В четверг 18 декабря 1768 года Бибиков прочитал в Большом собрании именной указ. Начинался он титулом Екатерины:
- Божею поспешествующею милостью мы, Екатерина вторая, императрица и самодержица Всероссийская, Московская, Киевская, Владимирская, Новгородская, царица Казанская, царица Астраханская, царица Сибирская, государыня Псковская и великая княгиня Смоленская, княгиня Эстляндская, княгиня Лифляндская, Карельская, Тверская, Югорская, Пермская, Вятская, Болгарская и иных... Маршал перевел дух:
- Государыня и великая княгиня Нова-города, Низовския земли, Черниговская, Рязанская, Ростовская, Ярославская, Белозерская, Удорская, Обдорская, Кондийская и всея Северныя страны повелительница и государыня, Иверския земли, Карталинских и Грузинских царей и Кабардинский земли, Черкасских и Горских князей и иных наследная государыня и обладательница.
"А теперь, - подумал Новиков, - желает она расширить свой титул и вписать еще строку: "великая княгиня Молдавская и Валашская, Крымских ханов наследная государыня". Какой же ценой мы заплатим за новые титулы?.."
- Ныне учинено от вероломного неприятеля нарушение мира и тишины, - читал Бибиков, - столь нами желаемых, сколь они нужны для приведения к окончанию предпринятого нами поправления гражданских законов. При таких обстоятельствах нам теперь должно быть первым предметом защищение государства от внешних врагов. От сего же самого Комиссии о сочинении проекта не малая приключится остановка, по причине, что многим депутатам к своим должностям надлежит отправиться.

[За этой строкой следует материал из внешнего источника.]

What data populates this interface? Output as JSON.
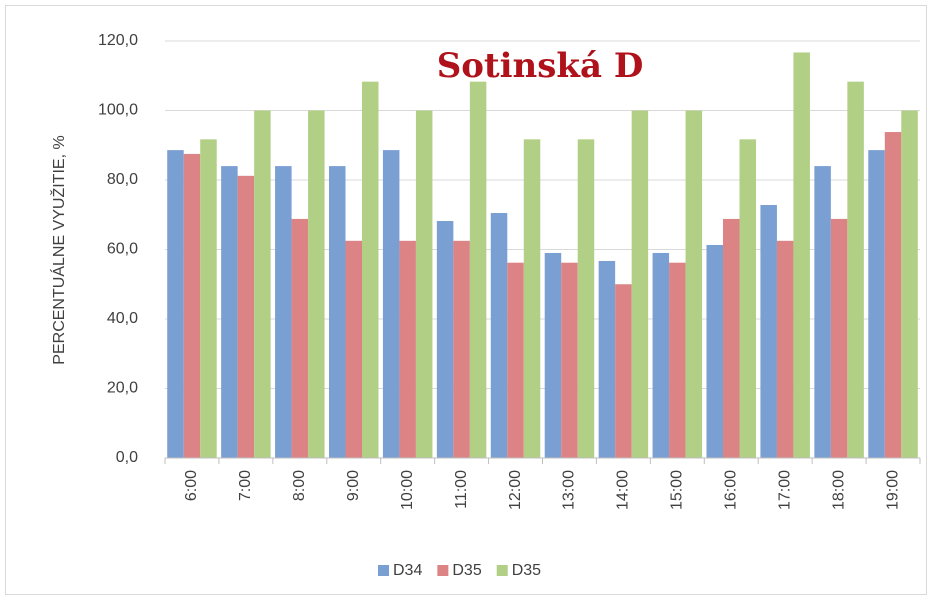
{
  "chart_data": {
    "type": "bar",
    "title": "Sotinská D",
    "y_label": "PERCENTUÁLNE VYUŽITIE, %",
    "categories": [
      "6:00",
      "7:00",
      "8:00",
      "9:00",
      "10:00",
      "11:00",
      "12:00",
      "13:00",
      "14:00",
      "15:00",
      "16:00",
      "17:00",
      "18:00",
      "19:00"
    ],
    "series": [
      {
        "name": "D34",
        "color": "#7a9fd3",
        "values": [
          88.6,
          84.0,
          84.0,
          84.0,
          88.6,
          68.2,
          70.5,
          59.0,
          56.7,
          59.0,
          61.3,
          72.8,
          84.0,
          88.6
        ]
      },
      {
        "name": "D35",
        "color": "#dc8386",
        "values": [
          87.5,
          81.2,
          68.8,
          62.5,
          62.5,
          62.5,
          56.2,
          56.2,
          50.0,
          56.2,
          68.8,
          62.5,
          68.8,
          93.8
        ]
      },
      {
        "name": "D35",
        "color": "#b2cf86",
        "values": [
          91.7,
          100.0,
          100.0,
          108.3,
          100.0,
          108.3,
          91.7,
          91.7,
          100.0,
          100.0,
          91.7,
          116.7,
          108.3,
          100.0
        ]
      }
    ],
    "ylim": [
      0,
      120
    ],
    "yticks": [
      {
        "value": 0,
        "label": "0,0"
      },
      {
        "value": 20,
        "label": "20,0"
      },
      {
        "value": 40,
        "label": "40,0"
      },
      {
        "value": 60,
        "label": "60,0"
      },
      {
        "value": 80,
        "label": "80,0"
      },
      {
        "value": 100,
        "label": "100,0"
      },
      {
        "value": 120,
        "label": "120,0"
      }
    ],
    "grid": true,
    "legend": "bottom"
  }
}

В Петербурге были оставлены только члены частных комиссий, которым отдали приказ продолжать труды по-прежнему. Остальные депутаты разъехались по своим полкам, усадьбам, городам и канцеляриям. Императрица обещала созвать их вновь, когда окончатся дела, порученные частным комиссиям, но, сказать правду, исполнять свое обещание не думала: для нее вполне хватало первого опыта.
Штаты Комиссии были сильно сокращены, и через несколько дней, 26 декабря, прикомандированные к ней обер-офицеры полевых полков отправились по своим частям.
Новикову не пришлось уйти вместе со всеми товарищами - сдача дел Комиссии о среднего рода людях задержалась.